The Stories of Mystery | страница 23
Crazed with jealousy and rage, blind and bestial with all the elemental passions of insulted manhood, I entered the house and sprang up the stairs to the door of my wife’s chamber. It was closed, but having tampered with its lock also, I easily entered and despite the black darkness soon stood by the side of her bed. My groping hands told me that although disarranged it was unoccupied.
‘She is below,’ I thought, ‘and terrified by my entrance has evaded me in the darkness of the hall.’
With the purpose of seeking her I turned to leave the room, but took a wrong direction – the right one! My foot struck her, cowering in a corner of the room. Instantly my hands were at her throat, stifling a shriek, my knees were upon her struggling body; and there in the darkness, without a word of accusation or reproach, I strangled her till she died!
There ends the dream. I have related it in the past tense, but the present would be the fitter form, for again and again the somber tragedy reenacts itself in my consciousness – over and over I lay the plan, I suffer the confirmation, I redress the wrong. Then all is blank; and afterward the rains beat against the grimy window-panes, or the snows fall up on my scant attire, the wheels rattle in the squalid streets where my life lies in poverty and mean employment. If there is ever sunshine I do not recall it; if there are birds they do not sing.
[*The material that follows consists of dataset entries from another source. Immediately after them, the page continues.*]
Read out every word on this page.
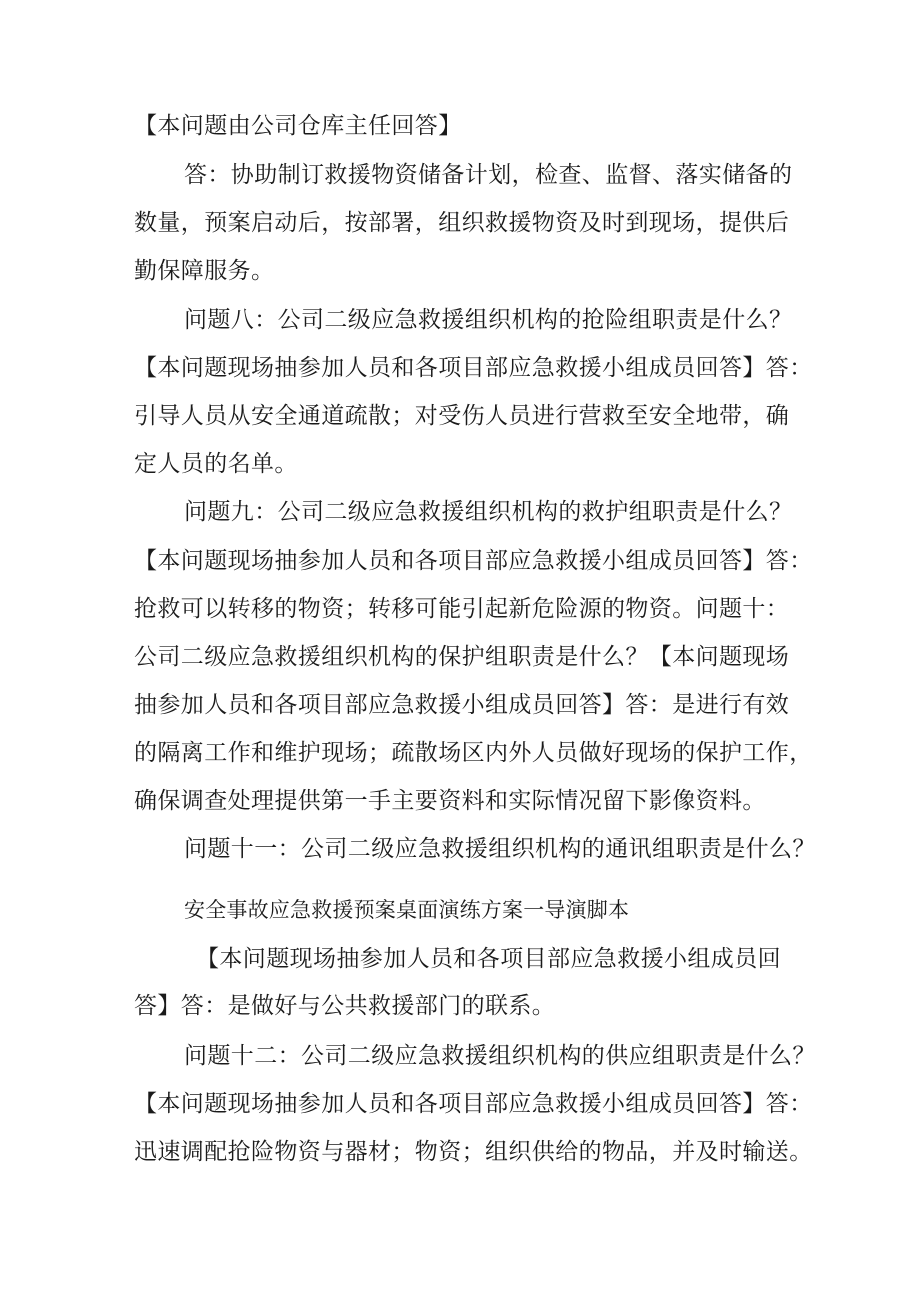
【本问题由公司仓库主任回答】
答：协助制订救援物资储备计划，检查、监督、落实储备的
数量，预案启动后，按部署，组织救援物资及时到现场，提供后
勤保障服务。
问题八：公司二级应急救援组织机构的抢险组职责是什么？
【本问题现场抽参加人员和各项目部应急救援小组成员回答】答：
引导人员从安全通道疏散；对受伤人员进行营救至安全地带，确
定人员的名单。
问题九：公司二级应急救援组织机构的救护组职责是什么？
【本问题现场抽参加人员和各项目部应急救援小组成员回答】答：
抢救可以转移的物资；转移可能引起新危险源的物资。问题十：
公司二级应急救援组织机构的保护组职责是什么？【本问题现场
抽参加人员和各项目部应急救援小组成员回答】答：是进行有效
的隔离工作和维护现场；疏散场区内外人员做好现场的保护工作，
确保调查处理提供第一手主要资料和实际情况留下影像资料。
问题十一：公司二级应急救援组织机构的通讯组职责是什么？
安全事故应急救援预案桌面演练方案一导演脚本
【本问题现场抽参加人员和各项目部应急救援小组成员回
答】答：是做好与公共救援部门的联系。
问题十二：公司二级应急救援组织机构的供应组职责是什么？
【本问题现场抽参加人员和各项目部应急救援小组成员回答】答：
迅速调配抢险物资与器材；物资；组织供给的物品，并及时输送。
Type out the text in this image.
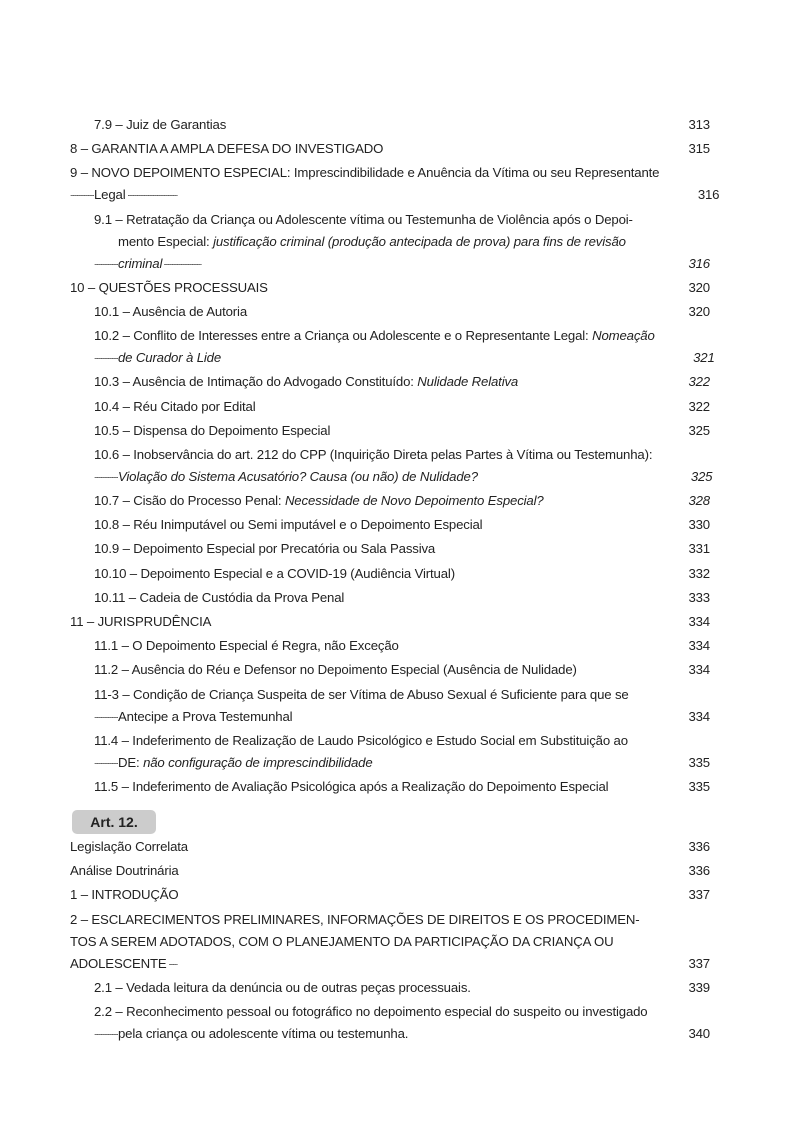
7.9 – Juiz de Garantias . . .	313
8 – GARANTIA A AMPLA DEFESA DO INVESTIGADO . . .	315
9 – NOVO DEPOIMENTO ESPECIAL: Imprescindibilidade e Anuência da Vítima ou seu Representante
Legal . . .	316
9.1 – Retratação da Criança ou Adolescente vítima ou Testemunha de Violência após o Depoi-
mento Especial: justificação criminal (produção antecipada de prova) para fins de revisão
criminal . . .	316
10 – QUESTÕES PROCESSUAIS . . .	320
10.1 – Ausência de Autoria . . .	320
10.2 – Conflito de Interesses entre a Criança ou Adolescente e o Representante Legal: Nomeação
de Curador à Lide . . .	321
10.3 – Ausência de Intimação do Advogado Constituído: Nulidade Relativa . . .	322
10.4 – Réu Citado por Edital . . .	322
10.5 – Dispensa do Depoimento Especial . . .	325
10.6 – Inobservância do art. 212 do CPP (Inquirição Direta pelas Partes à Vítima ou Testemunha):
Violação do Sistema Acusatório? Causa (ou não) de Nulidade? . . .	325
10.7 – Cisão do Processo Penal: Necessidade de Novo Depoimento Especial? . . .	328
10.8 – Réu Inimputável ou Semi imputável e o Depoimento Especial . . .	330
10.9 – Depoimento Especial por Precatória ou Sala Passiva . . .	331
10.10 – Depoimento Especial e a COVID-19 (Audiência Virtual) . . .	332
10.11 – Cadeia de Custódia da Prova Penal . . .	333
11 – JURISPRUDÊNCIA . . .	334
11.1 – O Depoimento Especial é Regra, não Exceção . . .	334
11.2 – Ausência do Réu e Defensor no Depoimento Especial (Ausência de Nulidade) . . .	334
11-3 – Condição de Criança Suspeita de ser Vítima de Abuso Sexual é Suficiente para que se
Antecipe a Prova Testemunhal . . .	334
11.4 – Indeferimento de Realização de Laudo Psicológico e Estudo Social em Substituição ao
DE: não configuração de imprescindibilidade . . .	335
11.5 – Indeferimento de Avaliação Psicológica após a Realização do Depoimento Especial . . .	335
Art. 12.
Legislação Correlata . . .	336
Análise Doutrinária . . .	336
1 – INTRODUÇÃO . . .	337
2 – ESCLARECIMENTOS PRELIMINARES, INFORMAÇÕES DE DIREITOS E OS PROCEDIMEN-
TOS A SEREM ADOTADOS, COM O PLANEJAMENTO DA PARTICIPAÇÃO DA CRIANÇA OU
ADOLESCENTE . . .	337
2.1 – Vedada leitura da denúncia ou de outras peças processuais. . . .	339
2.2 – Reconhecimento pessoal ou fotográfico no depoimento especial do suspeito ou investigado
pela criança ou adolescente vítima ou testemunha. . . .	340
There is another dream, another vision of the night. I stand among the shadows in a moonlit road. I am aware of another presence, but whose I cannot rightly determine. In the shadow of a great dwelling I catch the gleam of white garments; then the figure of a woman confronts me in the road – my murdered wife! There is death in the face; there are marks upon the throat. The eyes are fixed on mine with an infinite gravity which is not reproach, nor hate, nor menace, nor anything less terrible than recognition. Before this awful apparition I retreat in terror – a terror that is upon me as I write. I can no longer rightly shape the words. See! they —
Now I am calm, but truly there is no more to tell: the incident ends where it began – in darkness and in doubt.
Yes, I am again in control of myself: ‘the captain of my soul.’ But that is not respite; it is another stage and phase of expiation. My penance, constant in degree, is mutable in kind: one of its variants is tranquility. After all, it is only a life-sentence. ‘To Hell for life’ – that is a foolish penalty: the culprit chooses the duration of his punishment. To-day my term expires.